Les Castors d’abord, invaincus en 20 rencontres (18 en championnat, 2 en demi-finale des playoffs) et qui ont privilégié la santé des unes et des autres. Tout en essayant de garder la main en coulisses en espérant gagner le championnat (ou ne pas le perdre). Namur, ensuite, qui pointe (avec raison) le règlement adapté des playoffs adopté par les quatre équipes du dernier carré mais qui n’a pas terminé la phase régulière du championnat (13 victoires, 4 défaites), en raison (déjà) du Covid chez l’adversaire. Les Namuroises sont pointées du doigt sur les réseaux sociaux mais leur direction est restée fidèle à sa logique sportive et financière.
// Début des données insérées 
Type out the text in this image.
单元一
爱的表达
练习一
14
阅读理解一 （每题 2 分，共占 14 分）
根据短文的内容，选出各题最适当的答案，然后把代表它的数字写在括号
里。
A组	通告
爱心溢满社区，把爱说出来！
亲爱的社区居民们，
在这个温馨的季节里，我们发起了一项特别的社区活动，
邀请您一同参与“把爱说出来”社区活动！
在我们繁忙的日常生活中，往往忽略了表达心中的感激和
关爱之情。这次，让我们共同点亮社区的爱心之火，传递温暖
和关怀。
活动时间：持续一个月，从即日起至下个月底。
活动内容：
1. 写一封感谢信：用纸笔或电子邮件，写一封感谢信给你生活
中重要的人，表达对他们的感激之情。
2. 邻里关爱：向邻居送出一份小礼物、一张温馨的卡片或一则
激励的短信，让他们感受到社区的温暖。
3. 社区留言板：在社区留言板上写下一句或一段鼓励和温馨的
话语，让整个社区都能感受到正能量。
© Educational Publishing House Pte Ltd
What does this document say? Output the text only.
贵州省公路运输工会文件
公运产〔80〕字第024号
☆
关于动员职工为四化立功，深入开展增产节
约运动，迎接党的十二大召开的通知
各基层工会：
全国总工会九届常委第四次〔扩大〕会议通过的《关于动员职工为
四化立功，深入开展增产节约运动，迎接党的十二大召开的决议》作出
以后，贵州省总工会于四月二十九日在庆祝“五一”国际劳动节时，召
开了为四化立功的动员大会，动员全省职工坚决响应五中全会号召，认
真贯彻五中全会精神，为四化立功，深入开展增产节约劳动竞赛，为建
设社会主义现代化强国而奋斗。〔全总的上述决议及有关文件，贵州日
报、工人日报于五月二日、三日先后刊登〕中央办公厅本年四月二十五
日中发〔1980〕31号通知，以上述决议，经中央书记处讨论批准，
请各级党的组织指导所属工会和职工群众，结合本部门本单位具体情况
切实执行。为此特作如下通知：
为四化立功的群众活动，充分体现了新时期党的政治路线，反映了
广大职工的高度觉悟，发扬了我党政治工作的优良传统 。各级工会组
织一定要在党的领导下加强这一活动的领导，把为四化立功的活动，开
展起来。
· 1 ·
Ensuite, et c’est propre à la sphère professionnelle, l’éthique sportive embrasse rarement les règlements. Enfin, concurrence exacerbée oblige, les présidents des deux clubs-phare francophones étaient peu désireux de faire des cadeaux à l’adversaire.

On ignore si le fameux règlement des playoffs, qui tient sur deux pages et avec lequel on peut jouer sur les mots, sera attaqué par les Castors Braine (qui s’estiment) déchus d’un huitième titre. Une procédure longue brouillerait encore un peu plus les contours du paysage basketballistique national. Une Top Division Women 1 qui, des clubs à la Fédération, gagnerait à régenter et communiquer de façon claire, transparente et moderne.

Dans sa quête de crédibilité et sa volonté de croissance, le basket féminin de haut niveau n’avait pas besoin de cet affront. Même si un virage financier (à la baisse) va être pris du côté de Braine, peut-être que l’élan généré par le club fusionné SKW-Kangoeroes invitera les différentes entités de TDW1 à davantage de professionnalisme.

Mix de clubs formateurs, d’entités pros ou semi-pros, cette ligue mérite plus que ce brouhaha qui a fait son quotidien ces deux dernières semaines.